COLCHESTER, perhaps, has no greater defining characteristic than its Roman town wall.

As one of only 300 scheduled monuments in the country, it is a great source of civic pride.

And so it is the vandalism, not by warriors but yobs with spray paint, is so bad.

The wall is the earliest stone built defence structure of its kind in the country, dated to AD 65-80, and was built following the Boudican Revolt in AD 60, which saw the violent destruction of the town.

The wall formed a circuit 2,800m long and 2.4m thick. The original height is not known and the highest surviving part is 2.6m above modern ground level but it is thought the original height may have been over six metres.

It has stood for nearly two millennia, directing the geographic and historical development of the town and nearly two thirds of the circuit is visible today, with the remainder surviving as buried archaeology.

Six gates were built into the Roman Wall.

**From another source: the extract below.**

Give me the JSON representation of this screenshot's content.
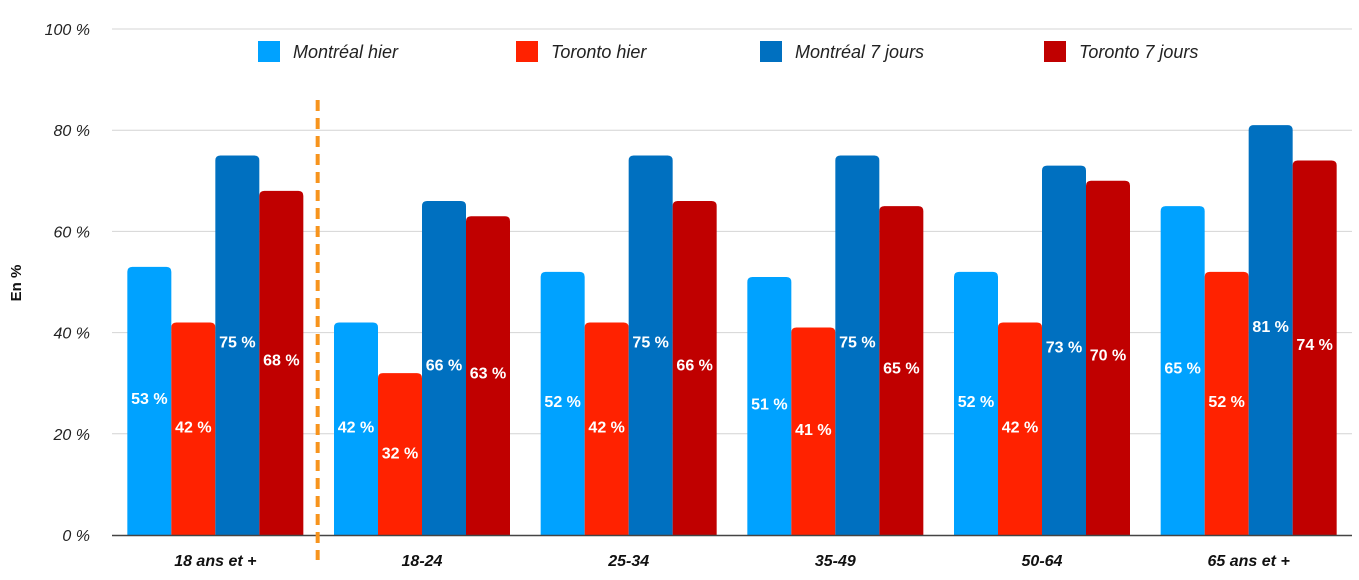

The town’s main entrance from the west, the Balkerne Gate, which incorporated a free-standing monumental arch built to celebrate the Claudian conquest of Britain, probably in the AD 50s and faced with stone brought especially from the Hampshire coast.

This monumental arch was incorporated into the town wall, creating a double-arched gateway with flanking walkway arches and external guardrooms. It was 30m wide in total.

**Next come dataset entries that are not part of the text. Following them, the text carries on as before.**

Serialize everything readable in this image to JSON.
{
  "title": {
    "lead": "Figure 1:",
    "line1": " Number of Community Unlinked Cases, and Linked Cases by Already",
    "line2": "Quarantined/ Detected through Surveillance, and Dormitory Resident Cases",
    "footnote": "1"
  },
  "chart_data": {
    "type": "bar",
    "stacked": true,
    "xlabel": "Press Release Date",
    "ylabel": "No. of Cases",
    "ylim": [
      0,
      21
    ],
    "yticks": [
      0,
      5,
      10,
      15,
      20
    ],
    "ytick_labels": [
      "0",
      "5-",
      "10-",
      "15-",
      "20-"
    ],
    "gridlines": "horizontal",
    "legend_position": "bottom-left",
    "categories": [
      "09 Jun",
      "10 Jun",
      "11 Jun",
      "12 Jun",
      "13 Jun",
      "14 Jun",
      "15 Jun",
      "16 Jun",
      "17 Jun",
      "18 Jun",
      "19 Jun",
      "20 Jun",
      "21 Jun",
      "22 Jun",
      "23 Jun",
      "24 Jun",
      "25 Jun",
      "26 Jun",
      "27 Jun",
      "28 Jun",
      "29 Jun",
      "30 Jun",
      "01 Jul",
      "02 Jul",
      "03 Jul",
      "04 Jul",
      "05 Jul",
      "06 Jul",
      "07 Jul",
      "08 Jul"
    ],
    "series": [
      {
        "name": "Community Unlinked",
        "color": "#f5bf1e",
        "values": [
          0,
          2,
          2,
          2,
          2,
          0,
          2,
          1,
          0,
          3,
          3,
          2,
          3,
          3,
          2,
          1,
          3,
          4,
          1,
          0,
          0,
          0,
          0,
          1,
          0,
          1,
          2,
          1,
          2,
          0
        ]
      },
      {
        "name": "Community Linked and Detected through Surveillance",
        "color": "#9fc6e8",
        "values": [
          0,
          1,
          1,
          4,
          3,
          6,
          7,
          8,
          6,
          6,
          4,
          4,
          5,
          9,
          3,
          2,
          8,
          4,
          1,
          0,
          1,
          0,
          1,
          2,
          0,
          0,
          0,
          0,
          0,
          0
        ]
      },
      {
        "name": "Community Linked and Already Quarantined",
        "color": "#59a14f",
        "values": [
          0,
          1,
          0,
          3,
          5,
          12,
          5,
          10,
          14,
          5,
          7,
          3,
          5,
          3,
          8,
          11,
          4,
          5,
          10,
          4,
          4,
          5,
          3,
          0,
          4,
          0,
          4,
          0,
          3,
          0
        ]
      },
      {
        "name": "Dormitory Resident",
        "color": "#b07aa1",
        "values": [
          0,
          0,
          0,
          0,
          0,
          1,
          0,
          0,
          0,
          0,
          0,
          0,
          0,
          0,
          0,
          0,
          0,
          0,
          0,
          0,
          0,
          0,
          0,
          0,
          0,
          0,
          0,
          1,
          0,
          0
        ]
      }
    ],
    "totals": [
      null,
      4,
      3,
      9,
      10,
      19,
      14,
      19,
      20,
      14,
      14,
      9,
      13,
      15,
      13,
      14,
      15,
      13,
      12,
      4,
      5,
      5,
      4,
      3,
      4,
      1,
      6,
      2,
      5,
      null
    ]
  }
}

The archways formed the main carriageways with the addition of a footway and a bastion on both sides. The surviving pedestrian archway, is still in use today and southern bastion is only a small part of what was once a major entrance into Colchester.


Photos: Rodger Tamblyn

A distinctive mud stone, septaria, was imported from near Harwich and used as the main building material. In the absence of good local building stone, this was supplemented by courses of tile.

The faces were raised, a few courses at a time, and the space between the two faces was filled with layers of septaria and lime mortar.

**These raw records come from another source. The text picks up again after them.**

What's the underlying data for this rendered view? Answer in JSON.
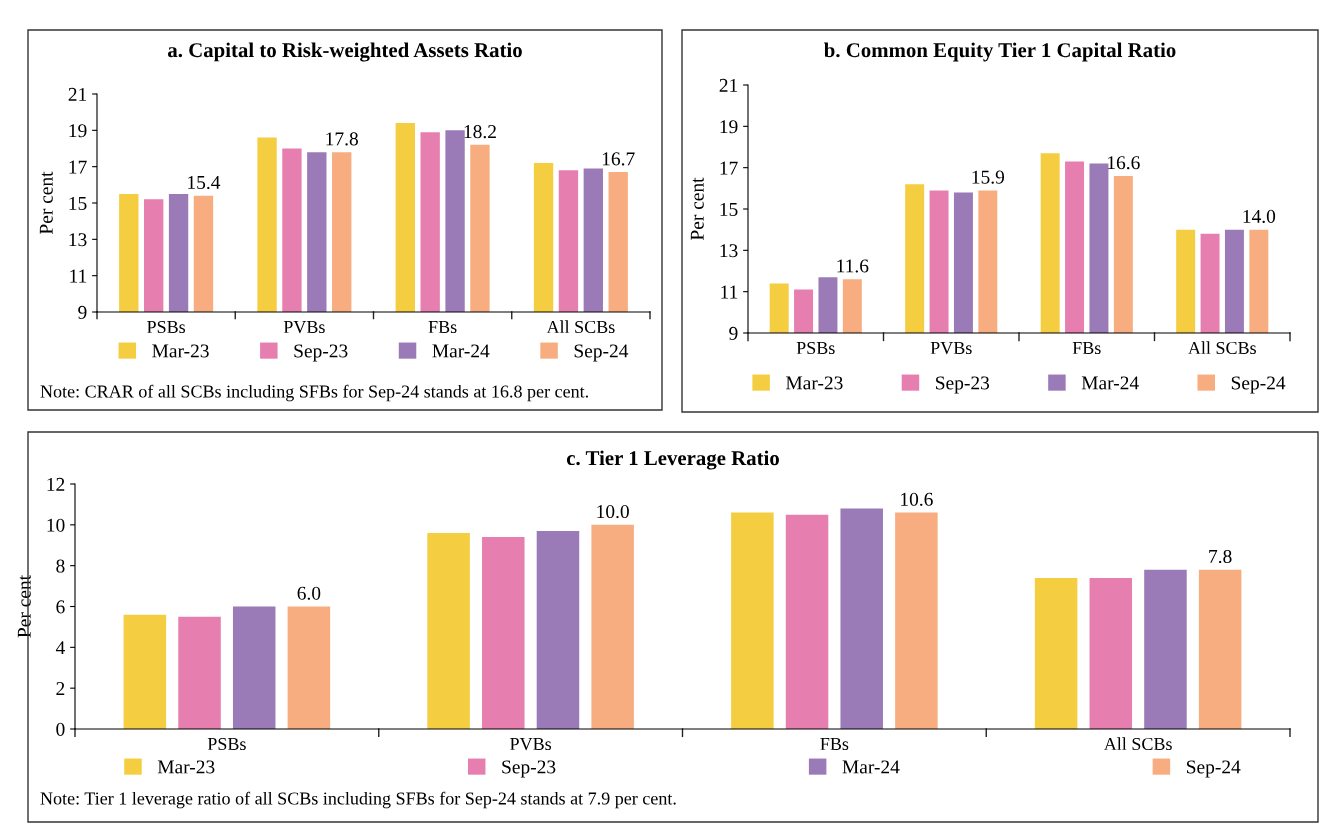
{
  "chart_data": [
    {
      "type": "bar",
      "title": "a. Capital to Risk-weighted Assets Ratio",
      "ylabel": "Per cent",
      "categories": [
        "PSBs",
        "PVBs",
        "FBs",
        "All SCBs"
      ],
      "ylim": [
        9,
        21
      ],
      "yticks": [
        9,
        11,
        13,
        15,
        17,
        19,
        21
      ],
      "grid": false,
      "legend": "bottom",
      "series": [
        {
          "name": "Mar-23",
          "color": "#f5cd40",
          "values": [
            15.5,
            18.6,
            19.4,
            17.2
          ]
        },
        {
          "name": "Sep-23",
          "color": "#e77eb0",
          "values": [
            15.2,
            18.0,
            18.9,
            16.8
          ]
        },
        {
          "name": "Mar-24",
          "color": "#9a7bb8",
          "values": [
            15.5,
            17.8,
            19.0,
            16.9
          ]
        },
        {
          "name": "Sep-24",
          "color": "#f7ad80",
          "values": [
            15.4,
            17.8,
            18.2,
            16.7
          ],
          "value_labels": [
            "15.4",
            "17.8",
            "18.2",
            "16.7"
          ]
        }
      ],
      "annotations": [
        "Note: CRAR of all SCBs including SFBs for Sep-24 stands at 16.8 per cent."
      ]
    },
    {
      "type": "bar",
      "title": "b. Common Equity Tier 1 Capital Ratio",
      "ylabel": "Per cent",
      "categories": [
        "PSBs",
        "PVBs",
        "FBs",
        "All SCBs"
      ],
      "ylim": [
        9,
        21
      ],
      "yticks": [
        9,
        11,
        13,
        15,
        17,
        19,
        21
      ],
      "grid": false,
      "legend": "bottom",
      "series": [
        {
          "name": "Mar-23",
          "color": "#f5cd40",
          "values": [
            11.4,
            16.2,
            17.7,
            14.0
          ]
        },
        {
          "name": "Sep-23",
          "color": "#e77eb0",
          "values": [
            11.1,
            15.9,
            17.3,
            13.8
          ]
        },
        {
          "name": "Mar-24",
          "color": "#9a7bb8",
          "values": [
            11.7,
            15.8,
            17.2,
            14.0
          ]
        },
        {
          "name": "Sep-24",
          "color": "#f7ad80",
          "values": [
            11.6,
            15.9,
            16.6,
            14.0
          ],
          "value_labels": [
            "11.6",
            "15.9",
            "16.6",
            "14.0"
          ]
        }
      ]
    },
    {
      "type": "bar",
      "title": "c. Tier 1 Leverage Ratio",
      "ylabel": "Per cent",
      "categories": [
        "PSBs",
        "PVBs",
        "FBs",
        "All SCBs"
      ],
      "ylim": [
        0,
        12
      ],
      "yticks": [
        0,
        2,
        4,
        6,
        8,
        10,
        12
      ],
      "grid": false,
      "legend": "bottom",
      "series": [
        {
          "name": "Mar-23",
          "color": "#f5cd40",
          "values": [
            5.6,
            9.6,
            10.6,
            7.4
          ]
        },
        {
          "name": "Sep-23",
          "color": "#e77eb0",
          "values": [
            5.5,
            9.4,
            10.5,
            7.4
          ]
        },
        {
          "name": "Mar-24",
          "color": "#9a7bb8",
          "values": [
            6.0,
            9.7,
            10.8,
            7.8
          ]
        },
        {
          "name": "Sep-24",
          "color": "#f7ad80",
          "values": [
            6.0,
            10.0,
            10.6,
            7.8
          ],
          "value_labels": [
            "6.0",
            "10.0",
            "10.6",
            "7.8"
          ]
        }
      ],
      "annotations": [
        "Note: Tier 1 leverage ratio of all SCBs including SFBs for Sep-24 stands at 7.9 per cent."
      ]
    }
  ]
}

The wall was not raised as one unit all round its circuit. Instead, it was built in short 40m to 60m sections by a number of ‘gangs’, each almost certainly working at their own speed and, to a limited degree, building them in their own way.

Detailed analysis by the Colchester Archaeological Trust of the Balkerne Gate and the wall to either side of it has identified five different sections of wall, constructed by five different gangs – one for the gate and four for the stretches of wall.

The gang which built the gate favoured pink mortar containing crushed and powdered brick while the gang which built the section to the north of the Balkerne Gate favoured the use of waste from dressing the facing stones as aggregate in their mortar mix.


Historic - Colchester’s famous Roman wall

The distinctive Roman character of the wall is still very evident, although the continued defensive importance of it during the Medieval and Civil War periods is clear.

Eight bastions were added along the south-east circuit in the 14th century, several of which can be seen from Priory Street car park. The defences suffered significant damage during the Civil War Siege of 1648, beginning a period of post-medieval robbing and collapse.

Colchester Council cares for the wall under a Heritage Partnership Agreement with Historic England. Under the council’s property management arm, Colchester Borough Homes, there has been a major programme of repairs and maintenance over the last few years to ensure the wall is preserved for future generations.

The conservation work is being carried out by Stone Technical Services, experts in historic building restoration and maintenance.

The materials used must match the existing appearance of the wall as closely as possible in order to preserve its character.

Generally, this involves repairing masonry which has become loose, using a traditional lime, sand and aggregate mortar mix, in keeping with existing mortars used on the wall. Modern concrete which was used - critics say inappropriately - for repairs in the past has been replaced with lime mortar, wherever it is loose.

As well as its historical importance, the wall is also a designated local wildlife site which provides a rich habitat for a wide variety of rare plant and insect life which has colonised it over the millennia.Gazette:

Volunteers from the Colchester Natural History Society have been recording the flora on several sections of the wall to ensure the repairs do no ecological harm.

Some plants – self-setting bramble, elder, ivy, and similar flora – could damage the fabric of the wall, and these need to be carefully removed by hand-weeding and spot treatment of woody stumps.

The majority of plants, however, do no damage to the fabric and the council is working with experts to ensure repairs minimise the disturbance to wildlife.

Tim Young, Colchester councillor responsible for culture, said: “Colchester’s Roman Wall provides visitors with perhaps the most stunning visual reminder of the long and momentous past that is woven into the fabric of our town, and which most vividly defines its unique status as the oldest recorded settlement in Britain.

“As custodians of such a unique and irreplaceable monument, I am pleased the council is set to launch a new management plan for the Roman Wall later this year, which will provide a framework for its maintenance, enhancement, interpretation, presentation, nature conservation and setting over the next five years.”